In the first report, we found that claims made on dietary supplement labels may be misleading. Specifically, we reviewed the substantiation for structure/function claims found in a sample of supplements marketed for weight loss and immune support. FDA requires that supplement manufacturers have substantiation to support such claims on their products’ labels. FDA has also issued guidance on the scientific support necessary to substantiate these claims. The substantiation for structure/function claims was not consistent with FDA recommendations that evidence be derived from high-quality human studies. Most studies we reviewed did not involve the actual supplement or test the supplement or its active ingredients in humans. Furthermore, 20% of the supplements’ labels bore claims that are prohibited by FDA, such as disease claims.
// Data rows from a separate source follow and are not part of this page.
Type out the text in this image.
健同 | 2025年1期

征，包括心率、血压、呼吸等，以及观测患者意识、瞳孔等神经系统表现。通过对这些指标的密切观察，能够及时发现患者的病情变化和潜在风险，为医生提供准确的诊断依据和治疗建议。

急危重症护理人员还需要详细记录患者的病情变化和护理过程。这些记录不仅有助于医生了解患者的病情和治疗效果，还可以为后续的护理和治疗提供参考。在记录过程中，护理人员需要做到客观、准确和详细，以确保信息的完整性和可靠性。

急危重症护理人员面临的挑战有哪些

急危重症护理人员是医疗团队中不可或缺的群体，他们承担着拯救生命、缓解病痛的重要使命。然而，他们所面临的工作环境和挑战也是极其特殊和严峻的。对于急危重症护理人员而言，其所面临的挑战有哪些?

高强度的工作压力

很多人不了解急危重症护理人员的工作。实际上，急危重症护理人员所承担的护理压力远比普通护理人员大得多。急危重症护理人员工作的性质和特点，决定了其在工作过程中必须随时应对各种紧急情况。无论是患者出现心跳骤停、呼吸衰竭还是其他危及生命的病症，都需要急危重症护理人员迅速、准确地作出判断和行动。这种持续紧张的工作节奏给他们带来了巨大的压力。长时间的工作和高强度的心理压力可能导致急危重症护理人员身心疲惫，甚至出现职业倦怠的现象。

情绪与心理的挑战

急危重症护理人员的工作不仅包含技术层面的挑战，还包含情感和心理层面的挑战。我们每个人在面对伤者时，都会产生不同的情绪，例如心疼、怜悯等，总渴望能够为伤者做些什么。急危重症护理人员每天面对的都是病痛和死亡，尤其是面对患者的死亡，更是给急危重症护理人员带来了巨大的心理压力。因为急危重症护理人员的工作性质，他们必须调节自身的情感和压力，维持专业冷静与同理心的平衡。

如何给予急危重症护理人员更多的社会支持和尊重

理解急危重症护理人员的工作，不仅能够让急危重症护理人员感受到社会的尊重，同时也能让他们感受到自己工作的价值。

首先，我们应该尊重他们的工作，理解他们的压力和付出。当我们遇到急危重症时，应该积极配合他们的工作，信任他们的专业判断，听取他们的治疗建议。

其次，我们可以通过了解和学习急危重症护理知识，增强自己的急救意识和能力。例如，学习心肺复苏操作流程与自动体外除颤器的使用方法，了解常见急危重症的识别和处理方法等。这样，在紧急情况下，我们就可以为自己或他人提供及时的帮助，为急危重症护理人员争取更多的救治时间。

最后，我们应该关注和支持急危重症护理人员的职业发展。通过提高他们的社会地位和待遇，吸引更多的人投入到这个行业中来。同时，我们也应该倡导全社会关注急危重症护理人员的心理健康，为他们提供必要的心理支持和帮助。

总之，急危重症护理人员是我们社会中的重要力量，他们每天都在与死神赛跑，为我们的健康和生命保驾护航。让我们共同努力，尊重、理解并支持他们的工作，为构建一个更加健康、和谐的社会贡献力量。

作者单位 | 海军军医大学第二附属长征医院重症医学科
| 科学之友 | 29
In the second report, we found that FDA may have difficulty locating dietary supplement companies in emergencies related to their products. We contacted the companies responsible for the supplements in our sample and found that 28% had facilities that failed to register with FDA as required. Of those that did register, 72% had incomplete or inaccurate contact information. And 20% of sample labels lacked the required contact information for adverse event reporting.
Based on our research, we share the authors’ view that consumers should be wary of dietary supplements’ claims of effectiveness and call on FDA to seek explicit authority to review those claims. Furthermore, FDA should improve the accuracy of its registry to ensure it can respond to a public health emergency related to dietary supplements.